Comparada aos outros regimes militares sangrentos do Cone Sul na mesma época, a ditadura que governou o Brasil entre 1964 e 1985 pode ter parecido mais tranquila.
Mas, para os familiares das vítimas, o governo militar realizou caçadas tão cruéis como as de Argentina, Chile, Uruguai e Paraguai.
Diferentemente do que fizeram alguns de seus vizinhos, o Brasil não tomou muitas providências para lançar luz sobre essa "guerra suja" depois que se redemocratizou. Mas a Justiça pode mudar isso.
Uma decisão judicial rejeitou um recurso do governo do presidente Luiz Inácio Lula da Silva contra a abertura de arquivos secretos de um sórdido capítulo da repressão na era militar, a guerrilha do Araguaia.
Segundo analistas, Lula hesitou em revelar documentos da ditadura, preocupado com suas relações com os militares.
Para o deputado e ex-guerrilheiro Fernando Gabeira (sem partido-RJ), que abandonou o PT por discordar das políticas de Lula, "a decisão da Justiça salva o governo, que não tinha coragem nem de abrir os arquivos e nem de fechá-los".
O governo Lula não recorrerá da decisão.
A guerrilha do Araguaia foi exterminada pelo Exército em 1974, em operações nas quais se estima que 60 pessoas tenham desaparecido.
De acordo com testemunhos, os guerrilheiros foram torturados e depois assassinados, e seus corpos foram escondidos.
Pela decisão judicial, o governo terá quatro meses para divulgar os documentos e, com base neles, informar onde estão enterrados os corpos e trasladá-los a cemitérios próximos às residências dos familiares.
"A sentença é importante. Confirma o direito que as famílias e a própria sociedade têm de saber o que aconteceu", disse Nilmário Miranda, secretário nacional de Direitos Humanos.
Desde 1982, familiares das vítimas pedem na Justiça que o Exército libere seus arquivos sobre o assunto.
Cerca de 400 opositores morreram no Brasil durante o regime militar. O Estado assumiu a responsabilidade pelos crimes e pelas perseguições e indenizou vítimas e familiares, mas os documentos sobre a repressão permaneceram ocultos.
Além disso, por causa da anistia, a Justiça nunca atribuiu responsabilidades individuais por crimes cometidos pela guerrilha ou pelos militares.
Quase 20 anos se passaram desde o fim da ditadura, mas a conveniência de abrir ou não os arquivos secretos ainda é tema de discussão.
Para Cecília Coimbra, vice-presidente do grupo Tortura Nunca Mais, "o Brasil é o país mais atrasado da América Latina no resgate de sua história".

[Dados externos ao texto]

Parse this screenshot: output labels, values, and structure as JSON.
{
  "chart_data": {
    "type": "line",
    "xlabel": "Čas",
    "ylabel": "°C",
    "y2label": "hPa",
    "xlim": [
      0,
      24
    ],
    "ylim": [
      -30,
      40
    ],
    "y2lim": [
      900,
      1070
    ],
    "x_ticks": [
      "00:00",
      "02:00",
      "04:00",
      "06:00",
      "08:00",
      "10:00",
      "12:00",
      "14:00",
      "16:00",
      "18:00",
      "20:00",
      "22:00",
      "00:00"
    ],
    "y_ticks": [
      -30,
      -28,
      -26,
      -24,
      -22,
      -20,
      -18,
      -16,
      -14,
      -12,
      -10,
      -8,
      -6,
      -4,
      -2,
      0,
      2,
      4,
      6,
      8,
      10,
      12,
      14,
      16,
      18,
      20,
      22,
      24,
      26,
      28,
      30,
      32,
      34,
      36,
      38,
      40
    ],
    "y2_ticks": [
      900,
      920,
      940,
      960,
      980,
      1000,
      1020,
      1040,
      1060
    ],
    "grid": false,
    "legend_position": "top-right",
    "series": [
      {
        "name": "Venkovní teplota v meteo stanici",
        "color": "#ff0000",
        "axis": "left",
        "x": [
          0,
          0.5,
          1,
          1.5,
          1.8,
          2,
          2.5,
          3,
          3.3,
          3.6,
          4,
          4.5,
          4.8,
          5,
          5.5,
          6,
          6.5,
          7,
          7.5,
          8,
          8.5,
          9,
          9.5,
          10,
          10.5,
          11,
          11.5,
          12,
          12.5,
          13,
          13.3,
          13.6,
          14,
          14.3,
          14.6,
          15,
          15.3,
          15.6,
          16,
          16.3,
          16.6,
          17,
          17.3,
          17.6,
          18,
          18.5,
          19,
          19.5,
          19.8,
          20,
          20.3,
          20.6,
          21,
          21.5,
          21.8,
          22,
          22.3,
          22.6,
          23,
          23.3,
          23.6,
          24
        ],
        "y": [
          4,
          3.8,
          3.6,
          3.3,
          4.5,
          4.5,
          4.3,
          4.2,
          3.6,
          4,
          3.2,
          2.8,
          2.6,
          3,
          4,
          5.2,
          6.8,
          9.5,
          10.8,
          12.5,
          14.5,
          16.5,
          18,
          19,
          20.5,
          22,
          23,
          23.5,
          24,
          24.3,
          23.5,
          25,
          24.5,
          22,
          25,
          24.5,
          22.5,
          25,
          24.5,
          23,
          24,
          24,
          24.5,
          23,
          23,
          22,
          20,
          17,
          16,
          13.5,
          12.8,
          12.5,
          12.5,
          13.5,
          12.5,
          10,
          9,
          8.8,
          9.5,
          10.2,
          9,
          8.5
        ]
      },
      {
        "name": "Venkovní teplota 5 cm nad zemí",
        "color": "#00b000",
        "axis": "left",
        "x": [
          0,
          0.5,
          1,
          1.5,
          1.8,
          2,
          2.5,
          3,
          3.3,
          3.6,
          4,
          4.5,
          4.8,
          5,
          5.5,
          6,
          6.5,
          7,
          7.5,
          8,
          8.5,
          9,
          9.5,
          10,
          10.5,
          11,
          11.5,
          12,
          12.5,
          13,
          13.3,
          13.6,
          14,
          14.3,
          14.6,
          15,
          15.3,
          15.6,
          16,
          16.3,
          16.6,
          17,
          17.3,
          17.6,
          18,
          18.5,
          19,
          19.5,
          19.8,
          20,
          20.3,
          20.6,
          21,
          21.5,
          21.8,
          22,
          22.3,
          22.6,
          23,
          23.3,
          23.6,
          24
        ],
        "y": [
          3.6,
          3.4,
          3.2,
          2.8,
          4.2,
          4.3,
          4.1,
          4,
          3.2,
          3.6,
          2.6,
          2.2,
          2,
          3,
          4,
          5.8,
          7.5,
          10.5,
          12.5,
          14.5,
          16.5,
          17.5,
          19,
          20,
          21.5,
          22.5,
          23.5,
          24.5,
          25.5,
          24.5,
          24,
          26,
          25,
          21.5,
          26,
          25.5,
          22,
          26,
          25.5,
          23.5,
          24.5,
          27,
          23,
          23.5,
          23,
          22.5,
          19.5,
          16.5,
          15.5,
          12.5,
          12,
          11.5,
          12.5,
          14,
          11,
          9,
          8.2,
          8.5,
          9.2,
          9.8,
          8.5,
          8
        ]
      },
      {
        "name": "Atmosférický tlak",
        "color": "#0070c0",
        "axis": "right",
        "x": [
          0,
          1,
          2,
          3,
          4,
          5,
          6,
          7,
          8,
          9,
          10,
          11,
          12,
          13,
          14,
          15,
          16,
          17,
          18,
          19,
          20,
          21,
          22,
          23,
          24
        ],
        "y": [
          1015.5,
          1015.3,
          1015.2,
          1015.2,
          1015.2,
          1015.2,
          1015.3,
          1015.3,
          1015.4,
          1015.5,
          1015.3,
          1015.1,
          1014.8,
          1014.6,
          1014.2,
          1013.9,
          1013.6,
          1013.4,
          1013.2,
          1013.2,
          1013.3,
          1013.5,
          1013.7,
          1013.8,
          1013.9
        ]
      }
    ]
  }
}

Em alguns países, como na Argentina, comandantes do regime militar (1976-1984) foram julgados e condenados, chegando a cumprir vários anos de prisão antes do indulto, em 1990.
Alguns deles voltaram a ser presos por crimes como o roubo de bebês, filhos de vítimas da repressão, que matou entre 9.000 e 30 mil pessoas no país. Além disso, uma comissão oficial revelou os horrores dos campos clandestinos de detenção. O chefe do Exército fez um mea culpa sobre a atuação da força militar.
No Chile, os familiares das vítimas receberam indenizações e os tribunais começaram a agilizar os processos por desaparecimento, morte e tortura depois da prisão do ex-ditador Augusto Pinochet em Londres, em 1998.
Outros chefes de serviços de segurança e da polícia política de Pinochet foram processados e condenados, e recentemente foram recolhidos os depoimentos de mais de 35 mil testemunhas, sob as instruções do presidente Ricardo Lagos. O relatório concluiu que a tortura foi uma prática sistemática e uma política de Estado durante a ditadura.
Mas, no Brasil, as coisas andam mais devagar. Segundo Gabeira, ainda "há uma vontade de governar sem criar crises com os militares". E, acrescentou, como a repressão foi "menos maciça que no Chile e na Argentina, a pressão popular para ajustar contas foi um pouco menor".